Some of my other recent research on plant-insect interactions has involved an additional component of plant pathogen infection. Recently, my laboratory demonstrated specific mechanisms through which a bacterial plant pathogen induces plant responses that modify behavior of its insect vector. Candidatus Liberibacter asiaticus, a fastidious, phloem-limited bacterium responsible for causing huanglongbing (greening) disease of citrus, induces release of a specific volatile chemical, methyl salicylate, which increases attractiveness of infected plants to its insect vector, Diaphorina citri, and causes vectors to initially prefer infected plants. However, the insect vectors subsequently disperse to non-infected plants as their preferred location of prolonged settling because of sub-optimal nutritional content of infected plants. The duration of initial feeding on infected plants is sufficiently long for the vectors to acquire the pathogen before they disperse to non-infected plants, suggesting that the bacterial pathogen manipulates behavior of its insect vector to promote its own proliferation. Collectively, my lab’s results uncovered for the first time that the host selection behavior of an insect vector is modified by bacterial infection of plants, which alters release of specific headspace volatiles and plant nutritional contents. Furthermore, we proved that this pathogen-mediated manipulation of vector behavior facilitates pathogen spread. In another plant-insectpathogen interactions system under investigation currently in my lab, we are discovering how fungal symbionts of invasive ambrosia beetles species, including redbay ambrosia beetle, interact with host trees to produce odorant cues for beetles to locate suitable habitats.
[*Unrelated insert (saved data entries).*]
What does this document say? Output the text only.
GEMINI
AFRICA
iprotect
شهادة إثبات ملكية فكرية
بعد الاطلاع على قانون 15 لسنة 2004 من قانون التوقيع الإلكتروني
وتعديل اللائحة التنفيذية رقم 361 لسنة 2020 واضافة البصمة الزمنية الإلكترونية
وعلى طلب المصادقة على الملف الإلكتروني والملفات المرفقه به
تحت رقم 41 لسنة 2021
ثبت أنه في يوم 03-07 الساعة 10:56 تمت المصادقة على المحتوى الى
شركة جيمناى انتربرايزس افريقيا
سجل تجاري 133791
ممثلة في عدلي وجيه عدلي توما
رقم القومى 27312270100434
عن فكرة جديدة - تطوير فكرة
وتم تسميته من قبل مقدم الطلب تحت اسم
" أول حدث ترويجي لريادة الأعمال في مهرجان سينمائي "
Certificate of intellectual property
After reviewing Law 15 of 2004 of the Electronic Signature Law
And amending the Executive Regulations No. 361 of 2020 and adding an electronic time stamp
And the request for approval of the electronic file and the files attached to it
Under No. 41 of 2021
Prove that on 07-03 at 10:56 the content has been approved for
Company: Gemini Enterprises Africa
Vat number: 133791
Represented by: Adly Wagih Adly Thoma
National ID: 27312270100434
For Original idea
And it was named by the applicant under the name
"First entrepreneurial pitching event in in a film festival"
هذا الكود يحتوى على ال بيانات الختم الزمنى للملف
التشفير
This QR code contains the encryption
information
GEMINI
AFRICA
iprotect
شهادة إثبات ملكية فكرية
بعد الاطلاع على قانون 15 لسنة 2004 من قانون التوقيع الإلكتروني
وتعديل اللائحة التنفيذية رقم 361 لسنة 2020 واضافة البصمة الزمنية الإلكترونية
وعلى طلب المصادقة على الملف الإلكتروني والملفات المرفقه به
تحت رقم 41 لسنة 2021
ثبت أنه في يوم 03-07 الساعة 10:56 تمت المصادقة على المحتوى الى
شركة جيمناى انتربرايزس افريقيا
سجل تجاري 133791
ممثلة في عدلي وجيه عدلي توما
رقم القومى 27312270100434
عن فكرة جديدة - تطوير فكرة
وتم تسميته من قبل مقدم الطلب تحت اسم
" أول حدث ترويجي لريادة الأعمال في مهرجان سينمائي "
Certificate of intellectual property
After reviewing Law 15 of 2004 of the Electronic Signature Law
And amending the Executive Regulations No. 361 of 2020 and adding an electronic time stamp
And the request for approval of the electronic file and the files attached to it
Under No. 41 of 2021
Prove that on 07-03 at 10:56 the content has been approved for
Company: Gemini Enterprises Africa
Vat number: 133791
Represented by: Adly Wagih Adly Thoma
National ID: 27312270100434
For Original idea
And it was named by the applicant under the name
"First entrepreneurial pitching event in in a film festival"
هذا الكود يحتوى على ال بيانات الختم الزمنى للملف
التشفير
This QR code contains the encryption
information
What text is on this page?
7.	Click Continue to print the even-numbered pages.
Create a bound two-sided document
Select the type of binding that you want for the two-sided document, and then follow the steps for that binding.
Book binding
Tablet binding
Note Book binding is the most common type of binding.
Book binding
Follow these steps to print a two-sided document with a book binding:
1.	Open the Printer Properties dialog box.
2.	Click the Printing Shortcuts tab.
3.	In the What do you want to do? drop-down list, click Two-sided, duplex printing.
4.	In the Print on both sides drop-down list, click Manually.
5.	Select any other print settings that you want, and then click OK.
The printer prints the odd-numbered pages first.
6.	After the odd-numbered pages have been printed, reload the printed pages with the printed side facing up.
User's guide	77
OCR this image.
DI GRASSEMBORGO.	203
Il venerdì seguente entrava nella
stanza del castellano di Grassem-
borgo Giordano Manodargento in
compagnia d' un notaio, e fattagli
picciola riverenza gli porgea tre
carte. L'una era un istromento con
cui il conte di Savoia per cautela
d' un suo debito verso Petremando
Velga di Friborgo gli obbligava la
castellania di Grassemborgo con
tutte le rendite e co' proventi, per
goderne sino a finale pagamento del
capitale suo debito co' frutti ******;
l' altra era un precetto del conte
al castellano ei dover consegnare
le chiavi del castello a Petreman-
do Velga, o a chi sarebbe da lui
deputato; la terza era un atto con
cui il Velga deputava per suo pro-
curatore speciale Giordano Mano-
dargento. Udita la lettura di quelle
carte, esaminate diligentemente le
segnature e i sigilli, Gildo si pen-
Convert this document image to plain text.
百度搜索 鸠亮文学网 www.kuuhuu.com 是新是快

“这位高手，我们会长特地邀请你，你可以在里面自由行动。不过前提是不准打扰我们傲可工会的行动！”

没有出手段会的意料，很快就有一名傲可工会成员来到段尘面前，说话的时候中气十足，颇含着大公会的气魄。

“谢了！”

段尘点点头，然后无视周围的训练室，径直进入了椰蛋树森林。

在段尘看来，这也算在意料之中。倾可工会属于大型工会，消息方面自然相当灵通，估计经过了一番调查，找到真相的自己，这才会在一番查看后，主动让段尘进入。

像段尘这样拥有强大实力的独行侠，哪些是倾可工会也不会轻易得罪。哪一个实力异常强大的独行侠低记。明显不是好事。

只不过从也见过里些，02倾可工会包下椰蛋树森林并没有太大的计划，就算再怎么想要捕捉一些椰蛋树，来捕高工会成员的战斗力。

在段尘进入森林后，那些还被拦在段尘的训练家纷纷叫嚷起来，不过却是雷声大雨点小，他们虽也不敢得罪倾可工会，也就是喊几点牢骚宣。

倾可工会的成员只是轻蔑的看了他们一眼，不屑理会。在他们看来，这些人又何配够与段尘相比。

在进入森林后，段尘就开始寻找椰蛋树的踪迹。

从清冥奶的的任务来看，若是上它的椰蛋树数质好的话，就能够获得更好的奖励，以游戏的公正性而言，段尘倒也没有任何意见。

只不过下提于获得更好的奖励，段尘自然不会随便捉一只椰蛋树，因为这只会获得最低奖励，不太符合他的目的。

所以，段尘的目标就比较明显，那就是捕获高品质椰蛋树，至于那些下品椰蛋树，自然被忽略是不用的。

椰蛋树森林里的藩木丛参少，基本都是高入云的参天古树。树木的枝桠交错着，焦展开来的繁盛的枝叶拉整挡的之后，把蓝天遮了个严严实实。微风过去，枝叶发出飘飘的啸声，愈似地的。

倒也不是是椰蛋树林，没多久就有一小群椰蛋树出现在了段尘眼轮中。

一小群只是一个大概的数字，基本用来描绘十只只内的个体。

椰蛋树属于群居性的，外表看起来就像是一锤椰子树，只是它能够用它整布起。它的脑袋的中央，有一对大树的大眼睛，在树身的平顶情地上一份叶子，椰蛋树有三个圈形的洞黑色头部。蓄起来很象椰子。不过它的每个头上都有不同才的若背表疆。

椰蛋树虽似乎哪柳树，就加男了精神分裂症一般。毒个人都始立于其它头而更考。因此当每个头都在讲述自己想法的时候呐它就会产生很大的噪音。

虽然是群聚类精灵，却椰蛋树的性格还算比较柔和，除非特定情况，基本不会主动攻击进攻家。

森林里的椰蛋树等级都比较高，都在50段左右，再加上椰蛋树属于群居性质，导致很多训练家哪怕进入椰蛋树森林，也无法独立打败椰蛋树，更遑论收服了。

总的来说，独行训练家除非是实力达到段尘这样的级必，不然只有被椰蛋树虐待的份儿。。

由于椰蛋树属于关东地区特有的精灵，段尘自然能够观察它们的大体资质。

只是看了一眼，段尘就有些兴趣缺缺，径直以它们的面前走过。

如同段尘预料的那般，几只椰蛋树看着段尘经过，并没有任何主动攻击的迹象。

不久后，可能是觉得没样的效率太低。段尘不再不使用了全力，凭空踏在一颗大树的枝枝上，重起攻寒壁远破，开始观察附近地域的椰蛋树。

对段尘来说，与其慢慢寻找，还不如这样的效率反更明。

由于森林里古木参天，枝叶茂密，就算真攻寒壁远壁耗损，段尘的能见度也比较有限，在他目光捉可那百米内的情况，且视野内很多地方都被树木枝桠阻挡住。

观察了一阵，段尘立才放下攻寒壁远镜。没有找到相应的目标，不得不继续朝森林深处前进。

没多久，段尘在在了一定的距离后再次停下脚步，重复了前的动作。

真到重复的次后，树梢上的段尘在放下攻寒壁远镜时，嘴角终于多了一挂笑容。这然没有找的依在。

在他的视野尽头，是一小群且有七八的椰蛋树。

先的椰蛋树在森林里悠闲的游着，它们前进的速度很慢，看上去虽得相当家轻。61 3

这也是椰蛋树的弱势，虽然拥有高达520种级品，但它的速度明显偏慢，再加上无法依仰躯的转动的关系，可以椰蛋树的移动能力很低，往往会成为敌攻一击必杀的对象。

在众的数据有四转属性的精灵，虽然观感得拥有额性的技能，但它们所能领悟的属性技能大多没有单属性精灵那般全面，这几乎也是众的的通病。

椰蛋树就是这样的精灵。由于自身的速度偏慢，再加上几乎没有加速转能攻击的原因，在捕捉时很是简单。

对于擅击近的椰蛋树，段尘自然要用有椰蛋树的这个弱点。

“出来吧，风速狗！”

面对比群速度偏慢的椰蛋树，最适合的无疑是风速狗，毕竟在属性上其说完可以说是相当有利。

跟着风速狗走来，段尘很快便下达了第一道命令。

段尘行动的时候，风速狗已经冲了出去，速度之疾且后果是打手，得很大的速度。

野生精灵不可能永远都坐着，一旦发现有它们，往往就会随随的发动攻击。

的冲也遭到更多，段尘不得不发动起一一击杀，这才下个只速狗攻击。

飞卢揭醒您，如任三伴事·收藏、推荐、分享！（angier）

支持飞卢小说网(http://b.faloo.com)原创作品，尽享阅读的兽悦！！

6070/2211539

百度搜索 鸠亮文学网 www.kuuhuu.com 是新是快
Research publications resulting solely from work in my laboratory or as part of collaborative projects with numerous colleagues, nationally and internationally, consistently result in high quality publications in discipline-specific journals in the subject areas of Entomology, Chemical Ecology, Animal Behavior, Chemistry, Insect Physiology, Plant Pathology, Biological Control, and Agricultural Sciences or in general science/biology journals.